Well, that makes two of us, but Izaya is not about to surrender. From his smile drips poison, and he lets it broaden into a grin. "Oh, too bad," he says nonchalantly. "I thought you and I could have some fun."

He doesn't specify the type of fun they could have — sometimes it's better to keep your options open. Plus, he needs to confirm that this guy is stupid enough not to figure it out.

The flirtatious tone does have an effect, though. Shizuo flushes and Izaya wants to tear him to shreds.

"Shut up," Shizuo says. Eloquent.

Izaya snorts a dry laugh that couldn't be faker but fits his goal well enough. "Don't be like that, Shizuo."

He can't tell what does it — could be his voice, the over-familiar manner of speaking, the smug tilt of his chin — but something about him prompts Shizuo to snap into unrivalled fury.

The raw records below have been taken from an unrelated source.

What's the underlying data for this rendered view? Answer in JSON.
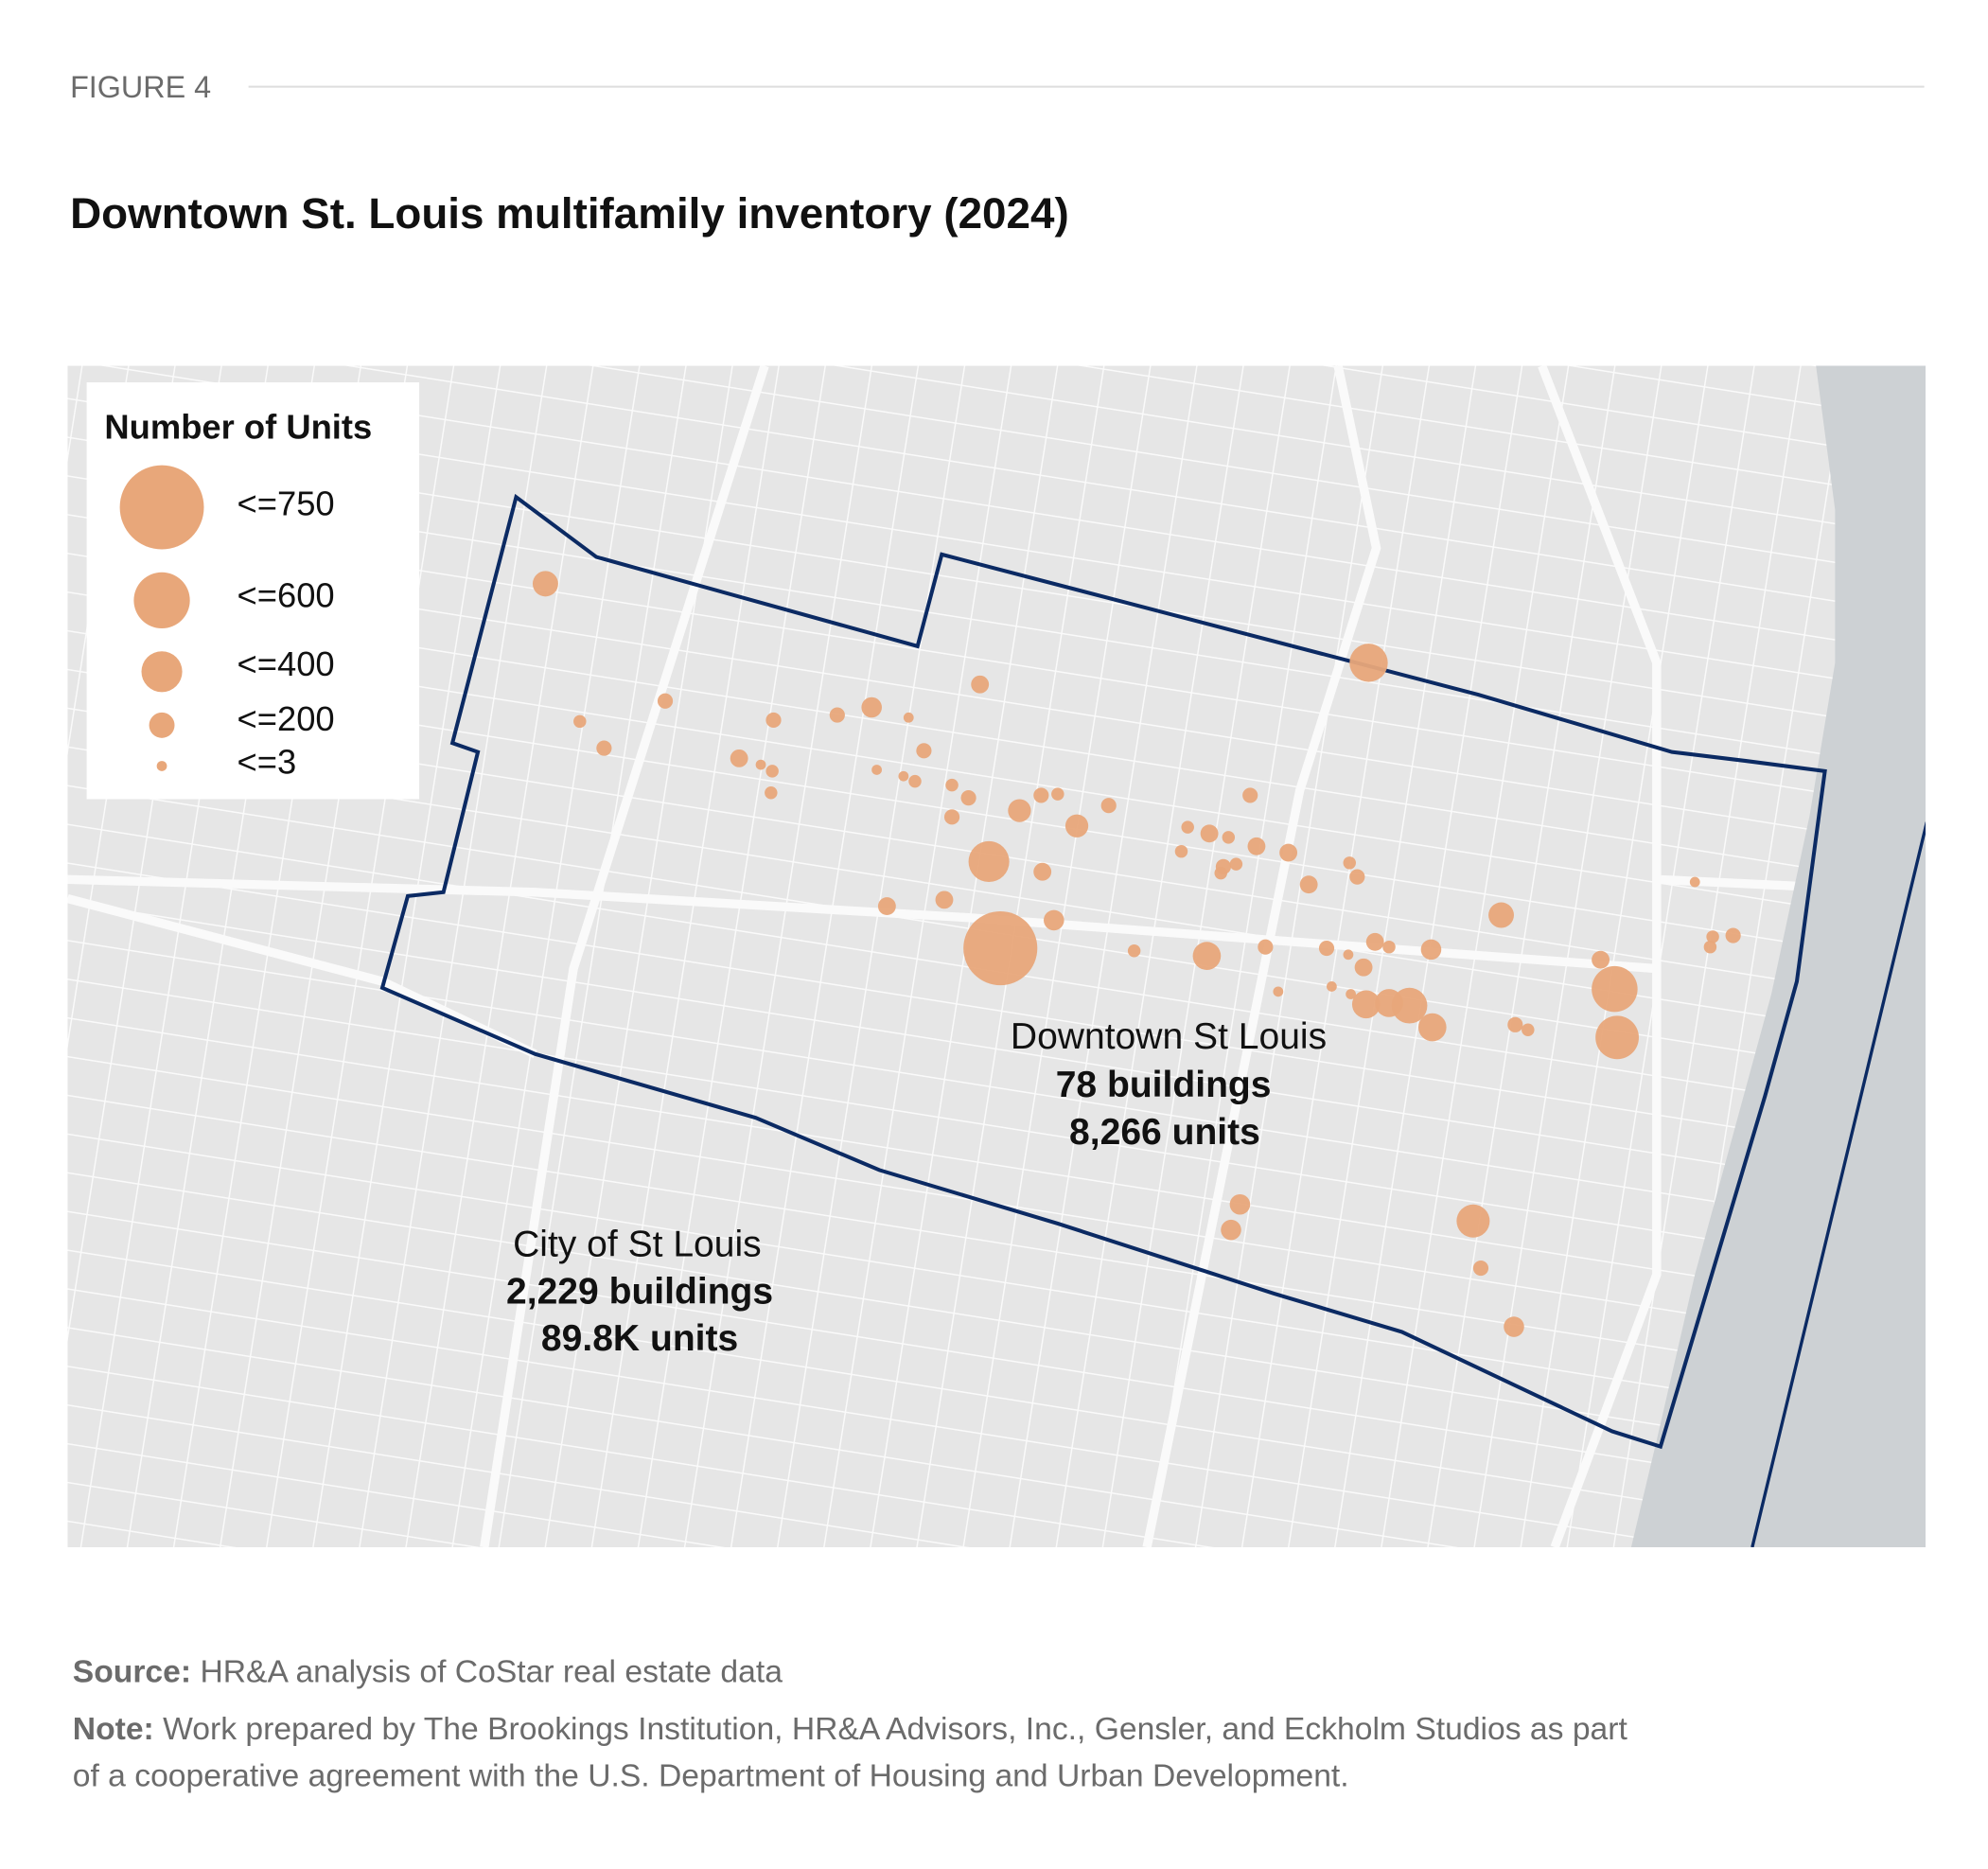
{
  "figure_label": "FIGURE 4",
  "title": "Downtown St. Louis multifamily inventory (2024)",
  "legend": {
    "title": "Number of Units",
    "items": [
      "<=750",
      "<=600",
      "<=400",
      "<=200",
      "<=3"
    ]
  },
  "annotations": {
    "downtown": {
      "name": "Downtown St Louis",
      "buildings": "78 buildings",
      "units": "8,266 units"
    },
    "city": {
      "name": "City of St Louis",
      "buildings": "2,229 buildings",
      "units": "89.8K units"
    }
  },
  "source": {
    "label": "Source:",
    "text": "HR&A analysis of CoStar real estate data"
  },
  "note": {
    "label": "Note:",
    "lines": [
      "Work prepared by The Brookings Institution, HR&A Advisors, Inc., Gensler, and Eckholm Studios as part",
      "of a cooperative agreement with the U.S. Department of Housing and Urban Development."
    ]
  }
}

He lunges at Izaya and in that second, Izaya feels a flicker of hope.

Maybe his intuition is wrong. Maybe the facts are right.

His hand searches his pocket for a knife, and he is ready for the last, ultimate test. After swiftly dodging the blow, he brings the blade down on Shizuo's chest and cuts through cloth to pierce the skin.

Shinra must be watching them still, with those scrutinizing eyes of his that see more than they should. Izaya can only hope that he takes his stumbling as putting distance between himself and an adversary, that he doesn't notice the way Izaya's grin falters as he feels a searing line of pain on his own chest like it's his.

"See?" He waves the blade at Shizuo, taunting. Poking the beast. "It's fun, isn't it?"

In that instant, Izaya understands: he is the seven per cent that meets their fated half. In that instant, he sees the sparks of rage behind Shizuo's eyes and he knows he won't be in the three per cent that also gets the happily ever after.

In that instant, Izaya decides that if Shizuo wants to hurt him, then it will be by his rules.